Dear Envato Staff… Don’t you think you owe authors some answers?
Last week the entire website went down but we still don’t know what happened exactly. There is a nice topic which has some information to calm people down but it’s still unclear what happened. Multiple disks failed subsequently on a database server? Bug in the database software that you use? Security breached by some bad guys? Can we be sure everything is under control?
I wouldn’t complain about this if everything was fine now. However, I noticed significant page load slowdowns during the day (reaching 5-10 seconds at peaks). People complain (so do I) about API being completely down. And guess what? I can’t find anything on these issues anywhere.
The thing is that the relationship between you and us (authors) is based on trust. The other thing is that a big part of us are techies who love facts and hate vagueness. I am 100% sure you know everything about us and need no further education here. But you must act on this – be crystal clear on what is happening behind the scenes.
I love you guys, just wanted to share an advice that you would be wise to take into consideration.
Cheers, Paul S.
I think everything we needed to know was disclosed in that thread. Sometimes it’s better not to disclose every little detail of whats happening behind the scenes as it could be a security risk.
The only possible security risk that I am aware of would be to share some exploit (that could have potentially be used against Envato servers) details. Which I am not asking for. And I am pretty sure nothing like that happened. In all other situations “something happened and you don’t deserve to know exactly” is not a good answer.
And as I said – it’s not about that single case. It was handled pretty well (except of not disclosing what happened at the first place). It’s about lack of information when continuous problems occur (API malfunction, temporary page load slowdowns).
We usually hold a post-incident-review session after events like this where we do proper root cause analysis and figure out recommendations on how to prevent it reoccurring. We haven’t done that yet, as the team has been busy cleaning up lingering issues, and getting everything back in order.
I’m sure that when we’ve regrouped and done some proper analysis, there will be more comms about it.Short version of what happened:
- load spike on marketplace sites – possible DDOS attack
- primary database got overloaded
- automated failover to secondary at the networking layer.
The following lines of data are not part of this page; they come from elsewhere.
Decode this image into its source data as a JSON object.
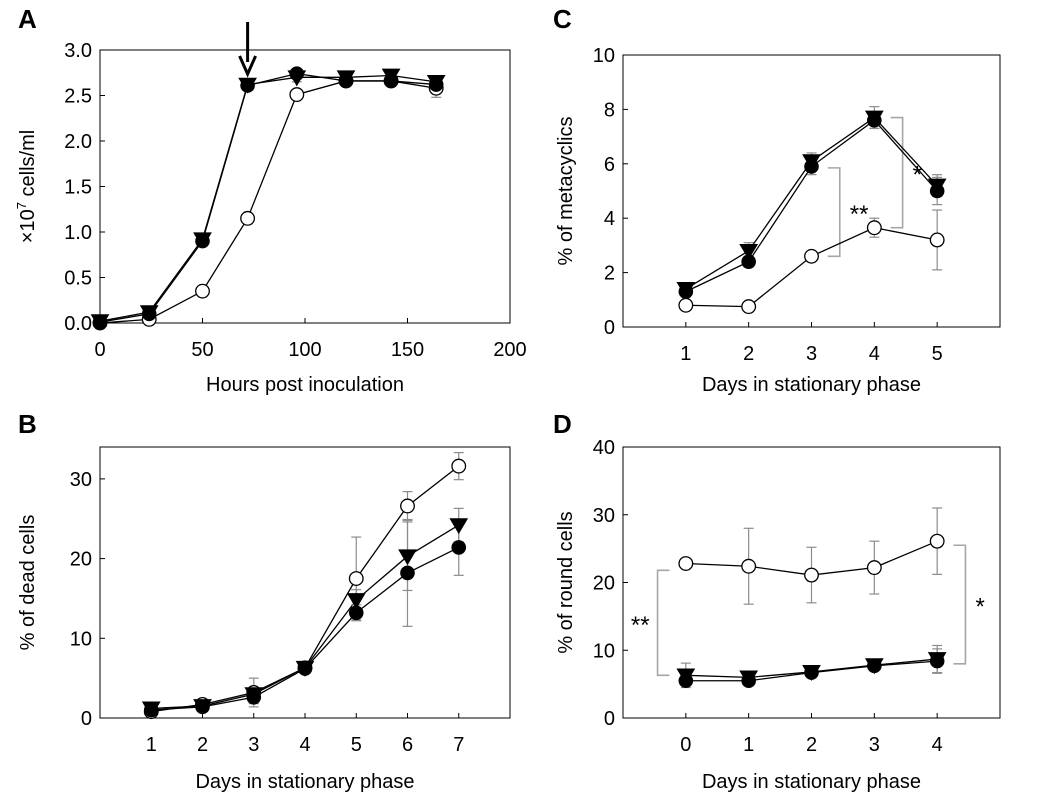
{
  "figure": {
    "panels": [
      "A",
      "B",
      "C",
      "D"
    ]
  },
  "colors": {
    "axis": "#000000",
    "error_bar": "#8c8c8c",
    "bracket": "#a6a6a6",
    "filled_marker": "#000000",
    "open_marker_fill": "#ffffff"
  },
  "chart_data": [
    {
      "panel_label": "A",
      "type": "line",
      "xlabel": "Hours post inoculation",
      "ylabel_prefix": "×10",
      "ylabel_exp": "7",
      "ylabel_suffix": " cells/ml",
      "xlim": [
        0,
        200
      ],
      "ylim": [
        0,
        3.0
      ],
      "xticks": [
        0,
        50,
        100,
        150,
        200
      ],
      "yticks": [
        0.0,
        0.5,
        1.0,
        1.5,
        2.0,
        2.5,
        3.0
      ],
      "yticks_labels": [
        "0.0",
        "0.5",
        "1.0",
        "1.5",
        "2.0",
        "2.5",
        "3.0"
      ],
      "grid": false,
      "arrow_at_x": 72,
      "series": [
        {
          "marker": "triangle-down-filled",
          "x": [
            0,
            24,
            50,
            72,
            96,
            120,
            142,
            164
          ],
          "y": [
            0.02,
            0.12,
            0.92,
            2.62,
            2.7,
            2.7,
            2.72,
            2.65
          ],
          "err": [
            0,
            0,
            0,
            0.03,
            0.05,
            0.03,
            0.05,
            0.05
          ]
        },
        {
          "marker": "circle-filled",
          "x": [
            0,
            24,
            50,
            72,
            96,
            120,
            142,
            164
          ],
          "y": [
            0.01,
            0.1,
            0.9,
            2.61,
            2.74,
            2.66,
            2.66,
            2.62
          ],
          "err": [
            0,
            0,
            0,
            0.03,
            0.05,
            0.03,
            0.04,
            0.05
          ]
        },
        {
          "marker": "circle-open",
          "x": [
            0,
            24,
            50,
            72,
            96,
            120,
            142,
            164
          ],
          "y": [
            0.0,
            0.04,
            0.35,
            1.15,
            2.51,
            2.66,
            2.66,
            2.58
          ],
          "err": [
            0,
            0,
            0,
            0,
            0,
            0.05,
            0.05,
            0.1
          ]
        }
      ]
    },
    {
      "panel_label": "B",
      "type": "line",
      "xlabel": "Days in stationary phase",
      "ylabel": "% of dead cells",
      "xlim": [
        0,
        8
      ],
      "ylim": [
        0,
        34
      ],
      "xticks": [
        1,
        2,
        3,
        4,
        5,
        6,
        7
      ],
      "yticks": [
        0,
        10,
        20,
        30
      ],
      "grid": false,
      "series": [
        {
          "marker": "triangle-down-filled",
          "x": [
            1,
            2,
            3,
            4,
            5,
            6,
            7
          ],
          "y": [
            1.2,
            1.5,
            3.0,
            6.3,
            14.8,
            20.3,
            24.2
          ],
          "err": [
            0.4,
            0.5,
            0.8,
            0.3,
            1.3,
            4.3,
            2.1
          ]
        },
        {
          "marker": "circle-filled",
          "x": [
            1,
            2,
            3,
            4,
            5,
            6,
            7
          ],
          "y": [
            1.0,
            1.4,
            2.6,
            6.2,
            13.2,
            18.2,
            21.4
          ],
          "err": [
            0.3,
            0.4,
            0.8,
            0.3,
            1.0,
            6.7,
            3.5
          ]
        },
        {
          "marker": "circle-open",
          "x": [
            1,
            2,
            3,
            4,
            5,
            6,
            7
          ],
          "y": [
            0.8,
            1.7,
            3.2,
            6.3,
            17.5,
            26.6,
            31.6
          ],
          "err": [
            0.3,
            0.4,
            1.8,
            0.3,
            5.2,
            1.8,
            1.7
          ]
        }
      ]
    },
    {
      "panel_label": "C",
      "type": "line",
      "xlabel": "Days in stationary phase",
      "ylabel": "% of metacyclics",
      "xlim": [
        0,
        6
      ],
      "ylim": [
        0,
        10
      ],
      "xticks": [
        1,
        2,
        3,
        4,
        5
      ],
      "yticks": [
        0,
        2,
        4,
        6,
        8,
        10
      ],
      "grid": false,
      "series": [
        {
          "marker": "triangle-down-filled",
          "x": [
            1,
            2,
            3,
            4,
            5
          ],
          "y": [
            1.4,
            2.8,
            6.1,
            7.7,
            5.2
          ],
          "err": [
            0.2,
            0.3,
            0.3,
            0.4,
            0.4
          ]
        },
        {
          "marker": "circle-filled",
          "x": [
            1,
            2,
            3,
            4,
            5
          ],
          "y": [
            1.3,
            2.4,
            5.9,
            7.6,
            5.0
          ],
          "err": [
            0.2,
            0.2,
            0.3,
            0.3,
            0.5
          ]
        },
        {
          "marker": "circle-open",
          "x": [
            1,
            2,
            3,
            4,
            5
          ],
          "y": [
            0.8,
            0.75,
            2.6,
            3.65,
            3.2
          ],
          "err": [
            0.05,
            0.05,
            0.1,
            0.35,
            1.1
          ]
        }
      ],
      "brackets": [
        {
          "x": 3.45,
          "y_from": 2.6,
          "y_to": 5.85,
          "label": "**"
        },
        {
          "x": 4.45,
          "y_from": 3.65,
          "y_to": 7.7,
          "label": "*"
        }
      ]
    },
    {
      "panel_label": "D",
      "type": "line",
      "xlabel": "Days in stationary phase",
      "ylabel": "% of round cells",
      "xlim": [
        -1,
        5
      ],
      "ylim": [
        0,
        40
      ],
      "xticks": [
        0,
        1,
        2,
        3,
        4
      ],
      "yticks": [
        0,
        10,
        20,
        30,
        40
      ],
      "grid": false,
      "series": [
        {
          "marker": "triangle-down-filled",
          "x": [
            0,
            1,
            2,
            3,
            4
          ],
          "y": [
            6.3,
            6.0,
            6.8,
            7.8,
            8.7
          ],
          "err": [
            1.8,
            0.6,
            0.7,
            0.6,
            2.0
          ]
        },
        {
          "marker": "circle-filled",
          "x": [
            0,
            1,
            2,
            3,
            4
          ],
          "y": [
            5.5,
            5.5,
            6.7,
            7.7,
            8.4
          ],
          "err": [
            0.5,
            0.5,
            0.5,
            0.5,
            1.8
          ]
        },
        {
          "marker": "circle-open",
          "x": [
            0,
            1,
            2,
            3,
            4
          ],
          "y": [
            22.8,
            22.4,
            21.1,
            22.2,
            26.1
          ],
          "err": [
            0.4,
            5.6,
            4.1,
            3.9,
            4.9
          ]
        }
      ],
      "brackets": [
        {
          "x": -0.45,
          "y_from": 6.3,
          "y_to": 21.8,
          "label": "**"
        },
        {
          "x": 4.45,
          "y_from": 8.0,
          "y_to": 25.5,
          "label": "*"
        }
      ]
    }
  ]
}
DB IP traffic from app servers sent to secondary DB – (THIS SHOULD NOT HAVE HAPPENED)
- secondary database was configured to allow writes – (THIS SHOULD NOT HAVE HAPPENED)
- writes went to secondary DB for ~ 45 mins causing a huge data headache to be unstitched by the dev team
- writes went back to primary DB
- all data safe and nothing lost, but some data in the wrong place
- dev team does analysis, and moves data around to get everything back as it should be
- DDOS protection layer enabled to prevent further problems and keep the site from being taken down by attackers. However, DDOS protection can cause issues with API requests, and can cause page load performance decreases
note – I’m just commenting as an observer, and not officially. I haven’t really been working closely on this myself (aside from the initial recovery). This is just info that has been discussed already.